When Wilson received word on April 21 that a German ship was headed toward Mexico with weapons for Huerta, he ordered American troops to seize the customs office at Veracruz to prevent the arms from reaching him. Once the U.S. Navy intercepted the German ship, thus enforcing the arms embargo Wilson had placed on Mexico, American soldiers stormed Veracruz, intent on taking possession of the customs house and railroad yards, as well as the cable, telegraph, and post offices.

Several U.S. battleships and cruisers arrived later that night, carrying additional troops to reinforce American forces already deployed in and around Veracruz.

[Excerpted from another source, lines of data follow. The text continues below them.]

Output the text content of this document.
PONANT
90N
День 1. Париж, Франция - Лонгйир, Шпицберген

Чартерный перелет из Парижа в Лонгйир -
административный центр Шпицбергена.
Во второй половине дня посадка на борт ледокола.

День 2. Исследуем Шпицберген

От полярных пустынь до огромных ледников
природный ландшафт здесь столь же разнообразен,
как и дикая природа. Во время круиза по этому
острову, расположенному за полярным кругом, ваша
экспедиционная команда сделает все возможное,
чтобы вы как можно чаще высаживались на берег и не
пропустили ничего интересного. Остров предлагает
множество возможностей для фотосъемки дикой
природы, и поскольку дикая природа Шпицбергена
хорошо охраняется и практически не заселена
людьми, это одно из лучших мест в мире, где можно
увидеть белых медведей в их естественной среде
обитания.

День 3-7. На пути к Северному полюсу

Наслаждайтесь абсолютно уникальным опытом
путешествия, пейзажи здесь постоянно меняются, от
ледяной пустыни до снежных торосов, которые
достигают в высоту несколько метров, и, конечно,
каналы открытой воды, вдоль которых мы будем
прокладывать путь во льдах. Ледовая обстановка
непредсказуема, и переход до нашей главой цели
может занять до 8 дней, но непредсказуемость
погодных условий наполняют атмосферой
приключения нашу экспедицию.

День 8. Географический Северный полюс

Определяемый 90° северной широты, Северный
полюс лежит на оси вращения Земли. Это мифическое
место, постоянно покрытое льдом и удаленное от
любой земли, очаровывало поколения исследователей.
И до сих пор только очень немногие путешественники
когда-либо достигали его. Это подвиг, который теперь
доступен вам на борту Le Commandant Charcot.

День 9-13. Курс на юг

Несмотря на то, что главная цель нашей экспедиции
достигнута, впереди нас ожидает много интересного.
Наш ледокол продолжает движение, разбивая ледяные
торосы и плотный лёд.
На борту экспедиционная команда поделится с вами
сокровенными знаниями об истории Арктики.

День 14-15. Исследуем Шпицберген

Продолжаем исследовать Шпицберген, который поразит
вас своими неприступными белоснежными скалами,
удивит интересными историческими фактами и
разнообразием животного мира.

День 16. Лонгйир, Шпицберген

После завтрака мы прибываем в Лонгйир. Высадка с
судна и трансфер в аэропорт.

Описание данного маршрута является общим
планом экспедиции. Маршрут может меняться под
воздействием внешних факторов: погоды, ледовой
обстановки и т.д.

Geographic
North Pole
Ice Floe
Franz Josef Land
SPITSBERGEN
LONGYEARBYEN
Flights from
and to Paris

The Americans advanced on the Mexican naval academy the following morning, and by the end of the day, American forces, with the help of warships in the harbor, were in control of Veracruz and would remain there for the next seven months.

In July, bowing to pressure from Mexican revolutionaries, Huerta resigned his position and went into exile. Venustiano Carranza replaced him.

On January 10, 1916, a group of outlaws associated with the legendary Mexican bandit Pancho Villa stopped a train near Santa Isabel, where they lined up 17 American mining engineers and shot them down in cold blood. Some historians believe this attack was in response to the American government’s support of Carranza, and not Villa, as Mexico’s official leader.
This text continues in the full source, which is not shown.